Crow found his gloves where they had left them hours ago and slowly fitted them on as he studied the angle of the slope. He nodded to Newton with an uptic of his chin. “What shape are you in?”


“I’m a wreck.”


Crow gave Newton a reassuring slap on the back. It was going to be a total bitch of a climb, and Crow didn’t think he had enough left to manage it. He was certain Newton didn’t. He turned and looked back, scanning the forest, listening for the sound of skittering insect feet. Their absence should have been reassuring, but strangely it wasn’t.


“We’ll have to try and rest along the way up,” he said, knowing it sounded lame. Newton just nodded, his eyes glistening in the darkness and he turned away. Crow was sure he was crying. He pulled tension on his rope and raised his leg to brace it on a snarl of root a foot above the forest floor, then with a sigh that spoke of his sadness, his fear, and his exhaustion, he began to climb. Sniffing back his tears, Newton followed.

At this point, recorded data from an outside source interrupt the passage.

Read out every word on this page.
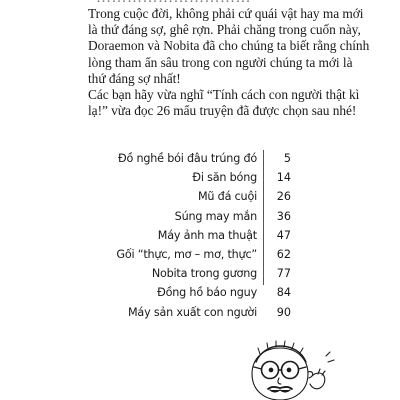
Trong cuộc đời, không phải cứ quái vật hay ma mới là thứ đáng sợ, ghê rợn. Phải chăng trong cuốn này, Doraemon và Nobita đã cho chúng ta biết rằng chính lòng tham ẩn sâu trong con người chúng ta mới là thứ đáng sợ nhất!
Các bạn hãy vừa nghĩ “Tính cách con người thật kì lạ!” vừa đọc 26 mẩu truyện đã được chọn sau nhé!

Đồ nghề bói đâu trúng đó	5
Đi săn bóng	14
Mũ đá cuội	26
Súng may mắn	36
Máy ảnh ma thuật	47
Gối “thực, mơ – mơ, thực”	62
Nobita trong gương	77
Đồng hồ báo nguy	84
Máy sản xuất con người	90
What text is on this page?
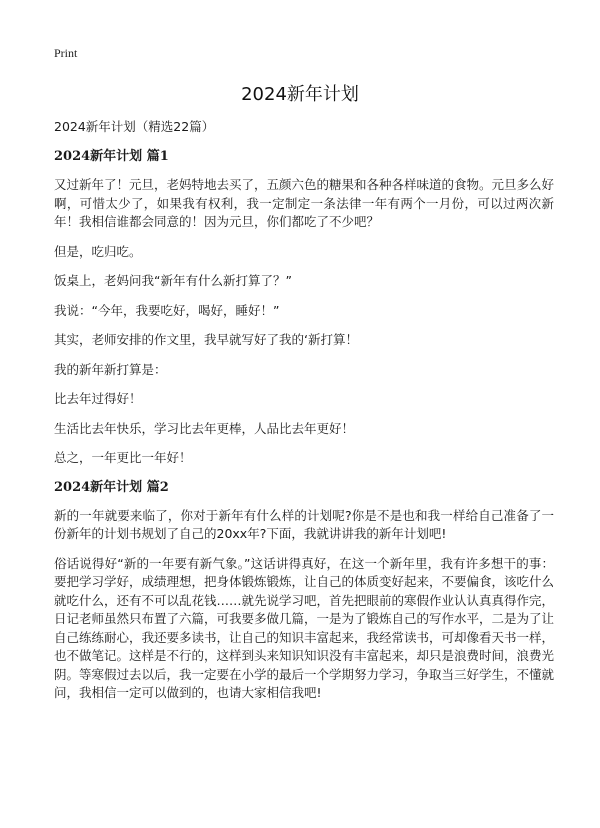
Print
2024新年计划

2024新年计划（精选22篇）

2024新年计划 篇1

又过新年了！元旦，老妈特地去买了，五颜六色的糖果和各种各样味道的食物。元旦多么好啊，可惜太少了，如果我有权利，我一定制定一条法律一年有两个一月份，可以过两次新年！我相信谁都会同意的！因为元旦，你们都吃了不少吧？

但是，吃归吃。

饭桌上，老妈问我“新年有什么新打算了？”

我说：“今年，我要吃好，喝好，睡好！”

其实，老师安排的作文里，我早就写好了我的‘新打算！

我的新年新打算是：

比去年过得好！

生活比去年快乐，学习比去年更棒，人品比去年更好！

总之，一年更比一年好！

2024新年计划 篇2

新的一年就要来临了，你对于新年有什么样的计划呢?你是不是也和我一样给自己准备了一份新年的计划书规划了自己的20xx年?下面，我就讲讲我的新年计划吧!

俗话说得好“新的一年要有新气象。”这话讲得真好，在这一个新年里，我有许多想干的事：要把学习学好，成绩理想，把身体锻炼锻炼，让自己的体质变好起来，不要偏食，该吃什么就吃什么，还有不可以乱花钱……就先说学习吧，首先把眼前的寒假作业认认真真得作完，日记老师虽然只布置了六篇，可我要多做几篇，一是为了锻炼自己的写作水平，二是为了让自己练练耐心，我还要多读书，让自己的知识丰富起来，我经常读书，可却像看天书一样，也不做笔记。这样是不行的，这样到头来知识知识没有丰富起来，却只是浪费时间，浪费光阴。等寒假过去以后，我一定要在小学的最后一个学期努力学习，争取当三好学生，不懂就问，我相信一定可以做到的，也请大家相信我吧!
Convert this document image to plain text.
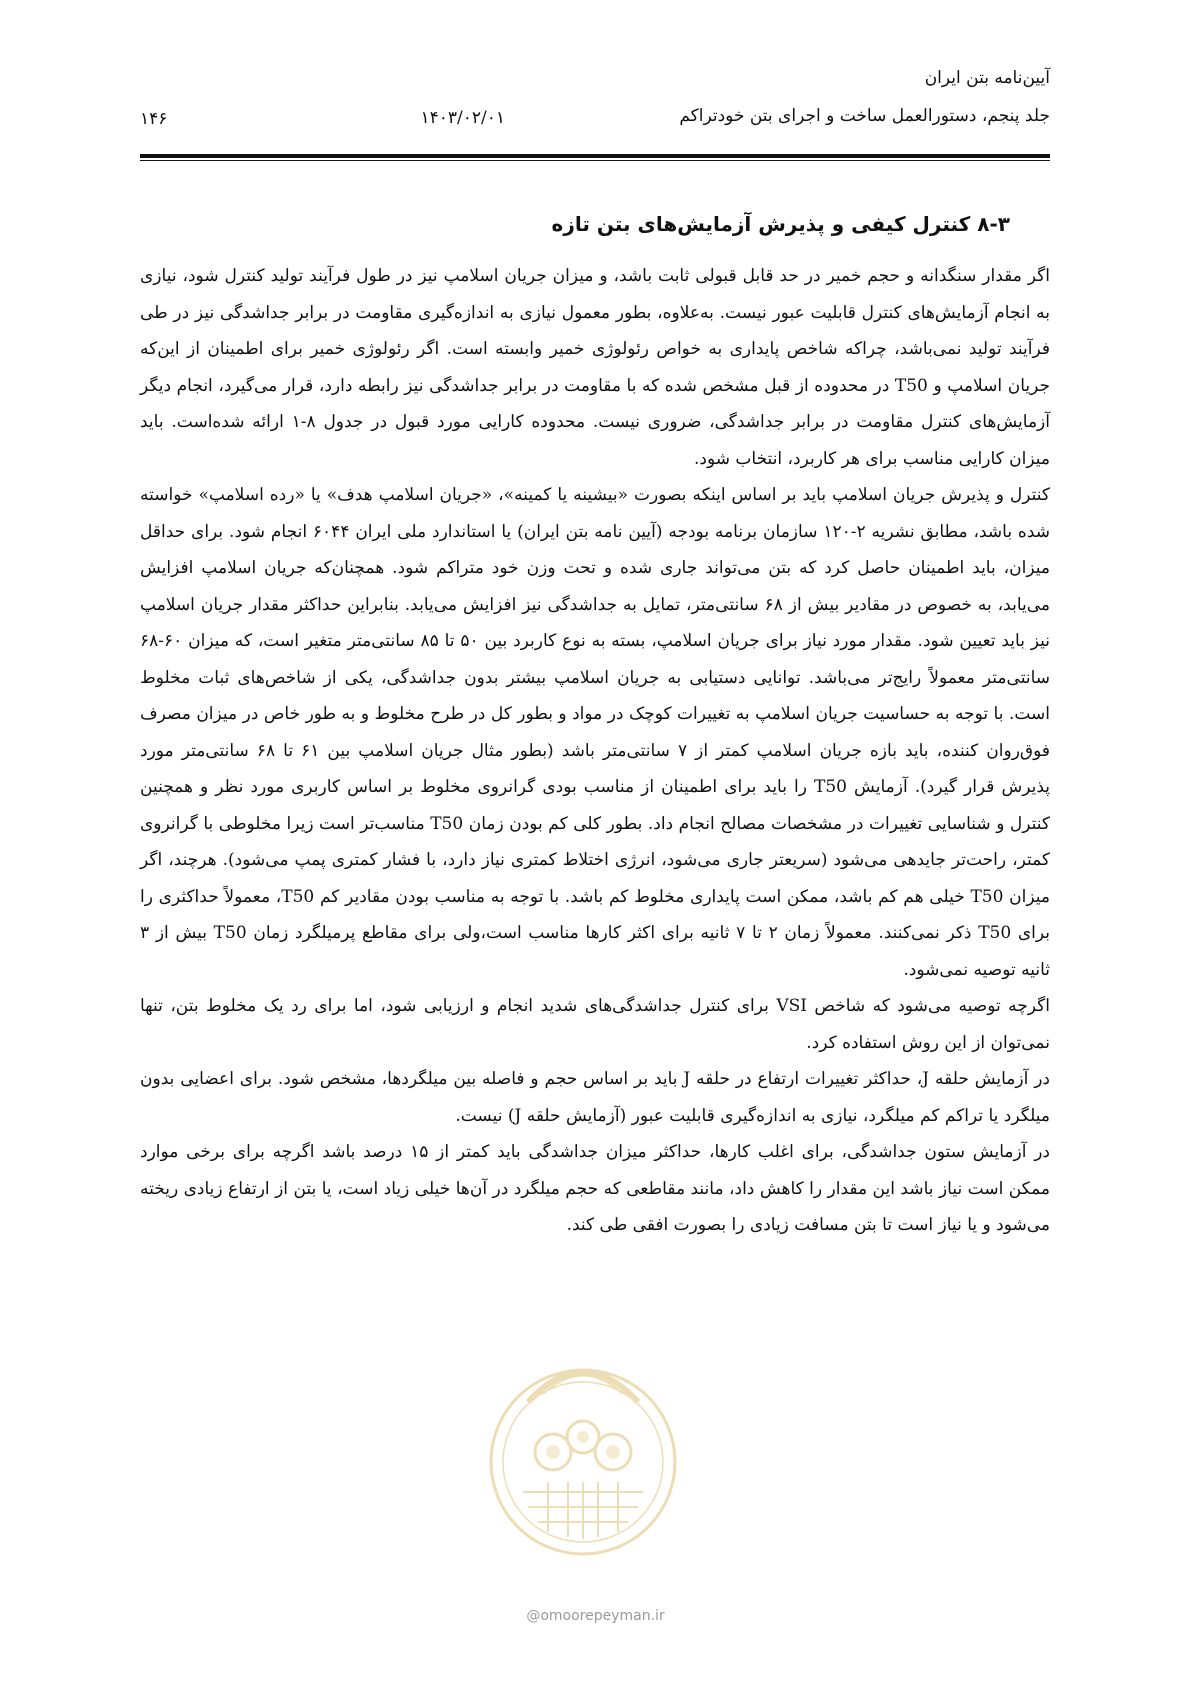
آیین‌نامه بتن ایران
جلد پنجم، دستورالعمل ساخت و اجرای بتن خودتراکم
۱۴۰۳/۰۲/۰۱
۱۴۶
۸-۳ کنترل کیفی و پذیرش آزمایش‌های بتن تازه

اگر مقدار سنگدانه و حجم خمیر در حد قابل قبولی ثابت باشد، و میزان جریان اسلامپ نیز در طول فرآیند تولید کنترل شود، نیازی به انجام آزمایش‌های کنترل قابلیت عبور نیست. به‌علاوه، بطور معمول نیازی به اندازه‌گیری مقاومت در برابر جداشدگی نیز در طی فرآیند تولید نمی‌باشد، چراکه شاخص پایداری به خواص رئولوژی خمیر وابسته است. اگر رئولوژی خمیر برای اطمینان از این‌که جریان اسلامپ و T50 در محدوده از قبل مشخص شده که با مقاومت در برابر جداشدگی نیز رابطه دارد، قرار می‌گیرد، انجام دیگر آزمایش‌های کنترل مقاومت در برابر جداشدگی، ضروری نیست. محدوده کارایی مورد قبول در جدول ۸-۱ ارائه شده‌است. باید میزان کارایی مناسب برای هر کاربرد، انتخاب شود.

کنترل و پذیرش جریان اسلامپ باید بر اساس اینکه بصورت «بیشینه یا کمینه»، «جریان اسلامپ هدف» یا «رده اسلامپ» خواسته شده باشد، مطابق نشریه ۲-۱۲۰ سازمان برنامه بودجه (آیین نامه بتن ایران) یا استاندارد ملی ایران ۶۰۴۴ انجام شود. برای حداقل میزان، باید اطمینان حاصل کرد که بتن می‌تواند جاری شده و تحت وزن خود متراکم شود. همچنان‌که جریان اسلامپ افزایش می‌یابد، به خصوص در مقادیر بیش از ۶۸ سانتی‌متر، تمایل به جداشدگی نیز افزایش می‌یابد. بنابراین حداکثر مقدار جریان اسلامپ نیز باید تعیین شود. مقدار مورد نیاز برای جریان اسلامپ، بسته به نوع کاربرد بین ۵۰ تا ۸۵ سانتی‌متر متغیر است، که میزان ۶۰-۶۸ سانتی‌متر معمولاً رایج‌تر می‌باشد. توانایی دستیابی به جریان اسلامپ بیشتر بدون جداشدگی، یکی از شاخص‌های ثبات مخلوط است. با توجه به حساسیت جریان اسلامپ به تغییرات کوچک در مواد و بطور کل در طرح مخلوط و به طور خاص در میزان مصرف فوق‌روان کننده، باید بازه جریان اسلامپ کمتر از ۷ سانتی‌متر باشد (بطور مثال جریان اسلامپ بین ۶۱ تا ۶۸ سانتی‌متر مورد پذیرش قرار گیرد). آزمایش T50 را باید برای اطمینان از مناسب بودی گرانروی مخلوط بر اساس کاربری مورد نظر و همچنین کنترل و شناسایی تغییرات در مشخصات مصالح انجام داد. بطور کلی کم بودن زمان T50 مناسب‌تر است زیرا مخلوطی با گرانروی کمتر، راحت‌تر جایدهی می‌شود (سریعتر جاری می‌شود، انرژی اختلاط کمتری نیاز دارد، با فشار کمتری پمپ می‌شود). هرچند، اگر میزان T50 خیلی هم کم باشد، ممکن است پایداری مخلوط کم باشد. با توجه به مناسب بودن مقادیر کم T50، معمولاً حداکثری را برای T50 ذکر نمی‌کنند. معمولاً زمان ۲ تا ۷ ثانیه برای اکثر کارها مناسب است،ولی برای مقاطع پرمیلگرد زمان T50 بیش از ۳ ثانیه توصیه نمی‌شود.

اگرچه توصیه می‌شود که شاخص VSI برای کنترل جداشدگی‌های شدید انجام و ارزیابی شود، اما برای رد یک مخلوط بتن، تنها نمی‌توان از این روش استفاده کرد.

در آزمایش حلقه J، حداکثر تغییرات ارتفاع در حلقه J باید بر اساس حجم و فاصله بین میلگردها، مشخص شود. برای اعضایی بدون میلگرد یا تراکم کم میلگرد، نیازی به اندازه‌گیری قابلیت عبور (آزمایش حلقه J) نیست.

در آزمایش ستون جداشدگی، برای اغلب کارها، حداکثر میزان جداشدگی باید کمتر از ۱۵ درصد باشد اگرچه برای برخی موارد ممکن است نیاز باشد این مقدار را کاهش داد، مانند مقاطعی که حجم میلگرد در آن‌ها خیلی زیاد است، یا بتن از ارتفاع زیادی ریخته می‌شود و یا نیاز است تا بتن مسافت زیادی را بصورت افقی طی کند.

@omoorepeyman.ir
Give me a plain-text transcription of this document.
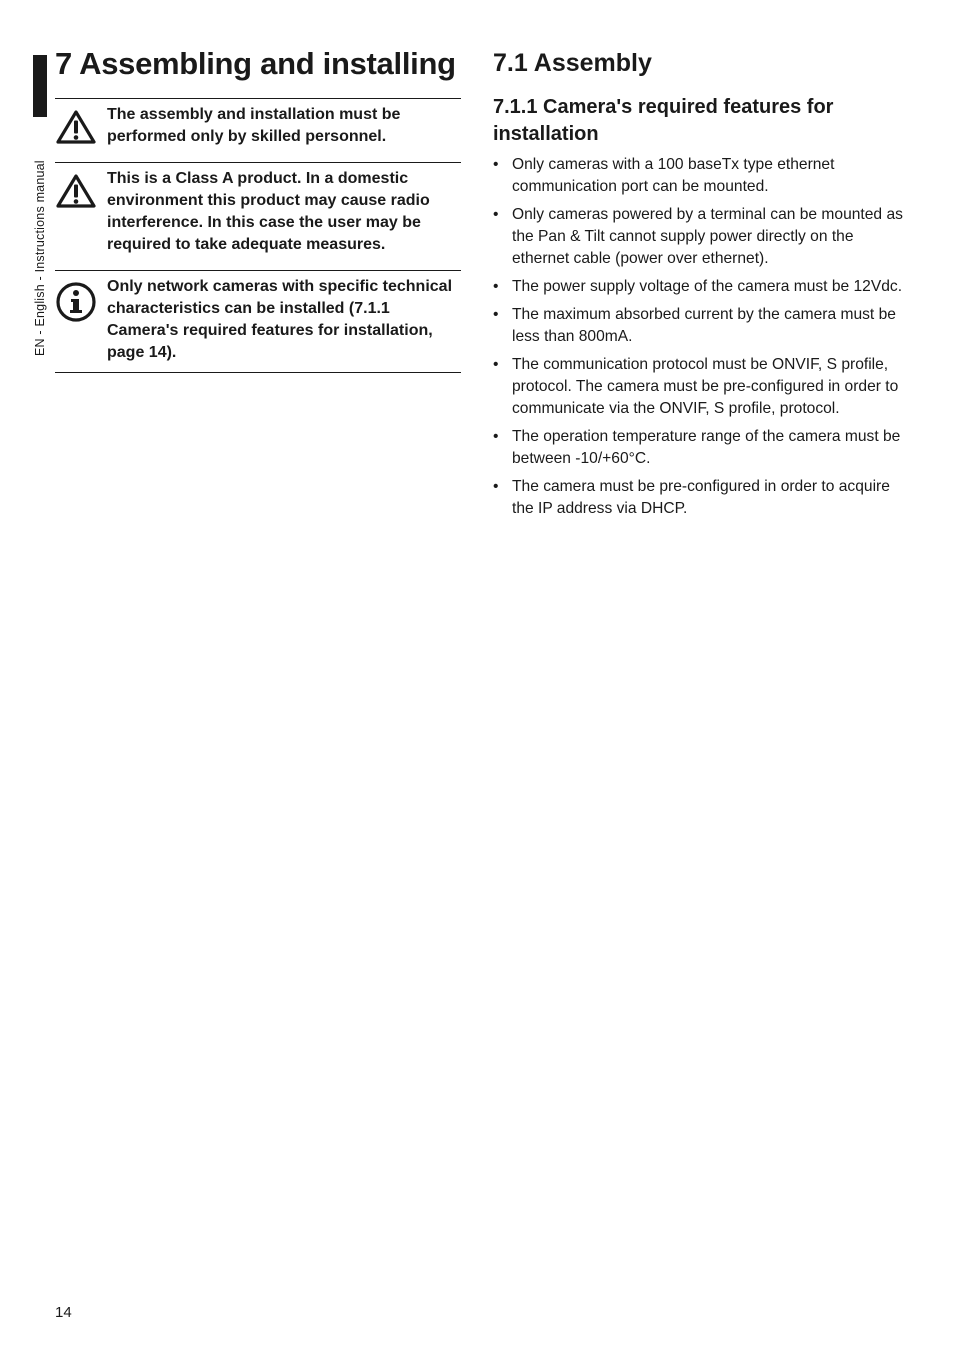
EN - English - Instructions manual
7 Assembling and installing
The assembly and installation must be performed only by skilled personnel.
This is a Class A product. In a domestic environment this product may cause radio interference. In this case the user may be required to take adequate measures.
Only network cameras with specific technical characteristics can be installed (7.1.1 Camera's required features for installation, page 14).
7.1 Assembly
7.1.1 Camera's required features for installation
• Only cameras with a 100 baseTx type ethernet communication port can be mounted.
• Only cameras powered by a terminal can be mounted as the Pan & Tilt cannot supply power directly on the ethernet cable (power over ethernet).
• The power supply voltage of the camera must be 12Vdc.
• The maximum absorbed current by the camera must be less than 800mA.
• The communication protocol must be ONVIF, S profile, protocol. The camera must be pre-configured in order to communicate via the ONVIF, S profile, protocol.
• The operation temperature range of the camera must be between -10/+60°C.
• The camera must be pre-configured in order to acquire the IP address via DHCP.
14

Dark Hollow had defeated them.


Chapter 27


The sun was almost down and the first stars were igniting overhead as Mike sped on through the darkness, going away from town, riding with no specific purpose along the highway, seeking the loneliness of the farmlands. As he rode, the aches of his body and the aches of his soul seemed to fade as the War Machine devoured the miles. A rare few cars hummed along A-32 but the heaviest congestion, he knew, would have turned off onto College Road, which cut west between the Dead End Drive-In and the Haunted Hayride and then emptied onto the campus of Pinelands College. Overhead a single dark bird flapped lazily, easily keeping pace with him, and he and the bird soared along for nearly two miles, keeping perfect station with the other until they crested the hill that led to the sharpness of Shandy’s Curve. Mike slowed, not wanting to race around Shandy’s Curve again, not since his close encounter with Crow’s old Chevy two weeks ago. He reached the curve and coasted around it, the bird now circling overhead. Mike felt a strange chill as if the air around the curve was colder than along the rest of A-32. It was a moderately cool night anyway for the middle of October, but on the curve it felt like March.